Mutations in Lymphomas: The identity of new mutations associated with specific types of lymphomas is described in this latest Nature Genetics article. Sequencing of genes involved in the NF-kappaB signalling pathway led to the identification of recurrent mutations affecting the EZH2 histone methyltransferase enzyme. The oncogene is the second member of this enzyme group found to be mutated in different types of cancer. Mutations were found in over 21% of a lymphoma subtype, affecting amino acid Tyrosine 641 that renders the enzyme with lower activity. Dr. Marco Marra at the Michael Smith Genome Sciences Centre (BC Cancer Agency) conducted the sequencing project.

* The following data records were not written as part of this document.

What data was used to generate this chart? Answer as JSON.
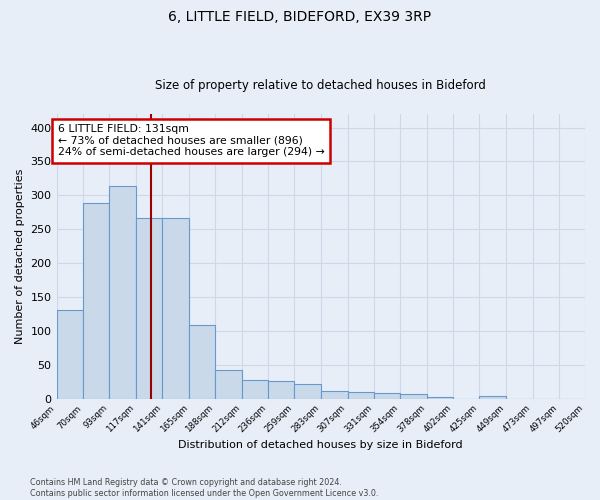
{
  "title1": "6, LITTLE FIELD, BIDEFORD, EX39 3RP",
  "title2": "Size of property relative to detached houses in Bideford",
  "xlabel": "Distribution of detached houses by size in Bideford",
  "ylabel": "Number of detached properties",
  "footnote": "Contains HM Land Registry data © Crown copyright and database right 2024.\nContains public sector information licensed under the Open Government Licence v3.0.",
  "annotation_title": "6 LITTLE FIELD: 131sqm",
  "annotation_line2": "← 73% of detached houses are smaller (896)",
  "annotation_line3": "24% of semi-detached houses are larger (294) →",
  "subject_value": 131,
  "bar_edges": [
    46,
    70,
    93,
    117,
    141,
    165,
    188,
    212,
    236,
    259,
    283,
    307,
    331,
    354,
    378,
    402,
    425,
    449,
    473,
    497,
    520
  ],
  "bar_heights": [
    130,
    288,
    313,
    267,
    267,
    108,
    42,
    27,
    26,
    22,
    11,
    9,
    8,
    7,
    2,
    0,
    4,
    0,
    0,
    0
  ],
  "bar_color": "#c9d9ea",
  "bar_edge_color": "#6699cc",
  "subject_line_color": "#990000",
  "annotation_box_edge_color": "#cc0000",
  "annotation_box_face_color": "#ffffff",
  "bg_color": "#e8eef8",
  "grid_color": "#d0d8e8",
  "ylim": [
    0,
    420
  ],
  "yticks": [
    0,
    50,
    100,
    150,
    200,
    250,
    300,
    350,
    400
  ]
}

Stopping Alzheimer’s Disease: Inhibition of ACAT1, an enzyme directly involved in cholesterol metabolism, significantly decreases the accumulation of amyloid plaques when tested in a mouse model of Alzheimer. To gain deeper knowledge of how this works, researchers deleted the ACAT1 gene in mice predisposed to develop Alzheimer’s disease. The brains of these mice had fewer amyloid plaques with improved cognitive function. The key finding is that without ACAT1 function, cholesterol accumulates in a subcellular compartment of the cell where it is converted and no longer available to be involved in amyloid plaque formation. These data supports the use of ACAT1 inhibitors in the battle against Alzheimer’s disease and lends insight into future improvement. Dr. Nabil Seidah at the Institut de Recherches Cliniques de Montréal collaborated with researchers in the U.S. and published the study in the Proceedings of the National Academy of Sciences.

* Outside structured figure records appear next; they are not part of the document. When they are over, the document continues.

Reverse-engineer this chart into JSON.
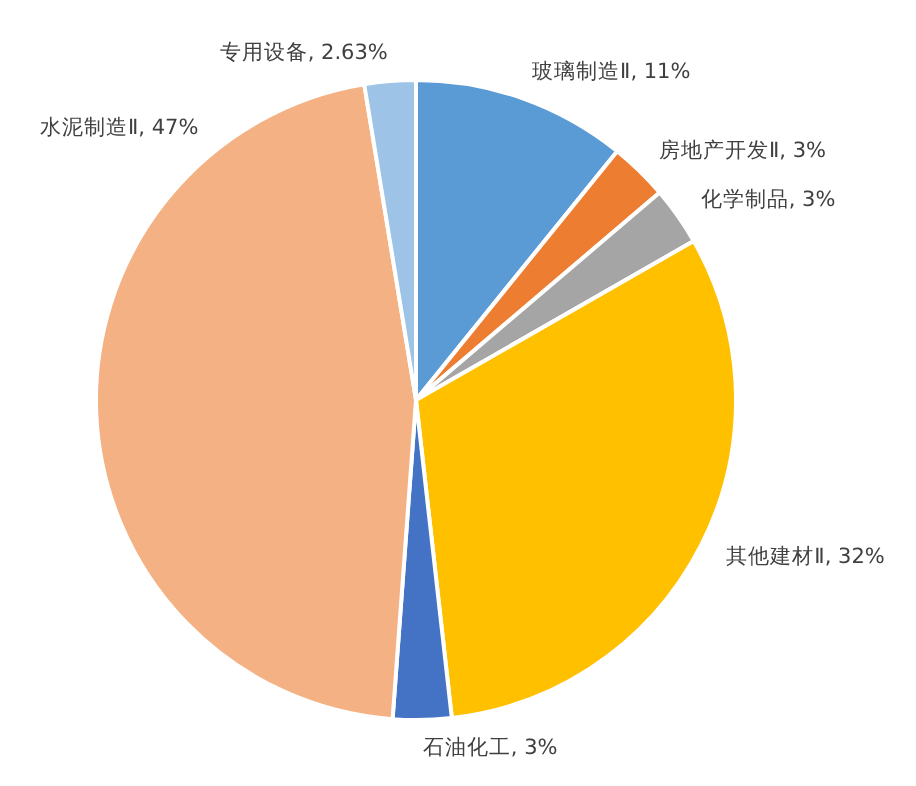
{
  "chart_data": {
    "type": "pie",
    "categories": [
      "玻璃制造Ⅱ",
      "房地产开发Ⅱ",
      "化学制品",
      "其他建材Ⅱ",
      "石油化工",
      "水泥制造Ⅱ",
      "专用设备"
    ],
    "values": [
      11,
      3,
      3,
      32,
      3,
      47,
      2.63
    ],
    "value_labels": [
      "11%",
      "3%",
      "3%",
      "32%",
      "3%",
      "47%",
      "2.63%"
    ],
    "colors": [
      "#5b9bd5",
      "#ed7d31",
      "#a5a5a5",
      "#ffc000",
      "#4472c4",
      "#f4b183",
      "#9dc3e6"
    ]
  }
}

New Treatment to Stop Malaria: Two enzymes important to the survival of Plasmodium falciparum, the parasite causing malaria, have been discovered in an international collaboration aimed at stopping the drug-resistant parasite. Malaria parasites invade red blood cells and digest the proteins for fuel to grow and divide until they burst out of the red blood cell and repeat the process again. The discovery of the parasitic enzymes, PfA-M1 and PfA-M17, which are keys to the digestive process in red blood cells, was the first step in designing therapeutic drugs. Building three-dimensional structures of the enzymes was the next step in determining how best to target and inhibit the enzyme. The study suggests that blocking PfA-M1 and Pfa-M17 would prevent the parasite from feasting on the red blood cell and represents a new wave of promising anti-malarial drugs. McGill University’s Dr. John Dalton led the international research project and is reported in this week’s The Proceedings of the National Academy of Sciences.

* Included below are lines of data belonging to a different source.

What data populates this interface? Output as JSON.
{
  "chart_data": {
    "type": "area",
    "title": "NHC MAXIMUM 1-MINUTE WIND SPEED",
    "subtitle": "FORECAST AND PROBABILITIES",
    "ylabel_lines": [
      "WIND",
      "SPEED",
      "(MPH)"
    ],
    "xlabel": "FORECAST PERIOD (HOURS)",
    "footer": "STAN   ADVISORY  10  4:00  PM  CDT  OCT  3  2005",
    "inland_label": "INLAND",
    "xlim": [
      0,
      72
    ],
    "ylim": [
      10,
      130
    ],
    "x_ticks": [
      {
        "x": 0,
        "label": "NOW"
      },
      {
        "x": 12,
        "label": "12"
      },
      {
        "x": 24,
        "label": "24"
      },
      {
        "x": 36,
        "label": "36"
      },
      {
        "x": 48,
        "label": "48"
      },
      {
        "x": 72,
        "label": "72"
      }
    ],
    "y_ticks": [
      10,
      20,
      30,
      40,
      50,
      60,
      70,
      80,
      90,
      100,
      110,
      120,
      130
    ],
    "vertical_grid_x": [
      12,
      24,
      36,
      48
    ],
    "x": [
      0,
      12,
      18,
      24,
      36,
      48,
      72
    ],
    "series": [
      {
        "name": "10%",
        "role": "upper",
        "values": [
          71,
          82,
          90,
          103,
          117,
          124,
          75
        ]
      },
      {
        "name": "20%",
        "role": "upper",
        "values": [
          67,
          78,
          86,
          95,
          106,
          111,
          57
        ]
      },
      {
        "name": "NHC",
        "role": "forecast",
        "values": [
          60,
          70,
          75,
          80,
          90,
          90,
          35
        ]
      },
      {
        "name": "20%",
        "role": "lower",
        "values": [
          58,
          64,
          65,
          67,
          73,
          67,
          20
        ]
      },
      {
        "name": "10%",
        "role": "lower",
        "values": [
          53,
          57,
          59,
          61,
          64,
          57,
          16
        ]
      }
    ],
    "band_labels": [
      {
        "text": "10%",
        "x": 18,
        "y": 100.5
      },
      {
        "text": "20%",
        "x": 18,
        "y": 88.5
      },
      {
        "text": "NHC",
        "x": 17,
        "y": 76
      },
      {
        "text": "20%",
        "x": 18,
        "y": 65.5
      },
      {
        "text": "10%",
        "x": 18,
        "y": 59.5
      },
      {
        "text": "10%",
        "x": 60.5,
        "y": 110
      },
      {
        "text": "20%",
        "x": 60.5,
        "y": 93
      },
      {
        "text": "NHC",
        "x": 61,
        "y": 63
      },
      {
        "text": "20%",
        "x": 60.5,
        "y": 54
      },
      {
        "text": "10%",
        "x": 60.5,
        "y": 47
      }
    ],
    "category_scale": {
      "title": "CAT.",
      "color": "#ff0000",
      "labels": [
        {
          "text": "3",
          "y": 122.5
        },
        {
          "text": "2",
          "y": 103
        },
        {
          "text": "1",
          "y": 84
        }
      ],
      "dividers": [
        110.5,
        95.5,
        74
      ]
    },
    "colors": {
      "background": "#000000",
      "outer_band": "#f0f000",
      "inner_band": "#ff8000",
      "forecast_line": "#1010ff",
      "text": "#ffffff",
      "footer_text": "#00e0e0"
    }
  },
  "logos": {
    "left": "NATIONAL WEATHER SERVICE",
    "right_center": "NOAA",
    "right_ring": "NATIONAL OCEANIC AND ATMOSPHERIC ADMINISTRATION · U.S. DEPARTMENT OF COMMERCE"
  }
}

Vitamin D fights Crohn’s Disease: Vitamin D deficiency in individuals may contribute to the development of Crohn’s disease, as suggested in this new research report. Mismanagement of intestinal bacteria triggers an inflammatory response that develops into the autoimmune disorder. The action of Vitamin D, as the study suggests, is to directly promote the expression of NOD2, which signals to the body of a microbial invasion. NOD2 then activates NF-kappaB to induce expression of DEFB2 (defensin beta2), an anti-microbial peptide. To further support Vitamin D’s role, both DEFB2 and NOD2 have been linked to Crohn’s disease in earlier studies. This is significant to the management of the disease because Vitamin D deficiency is easy to test for through a simple blood test and Vitamin D supplements (and sunlight!) are readily available. Dr. John White and his team at McGill University and the Université de Montréal published their study in the Journal of Biological Chemistry.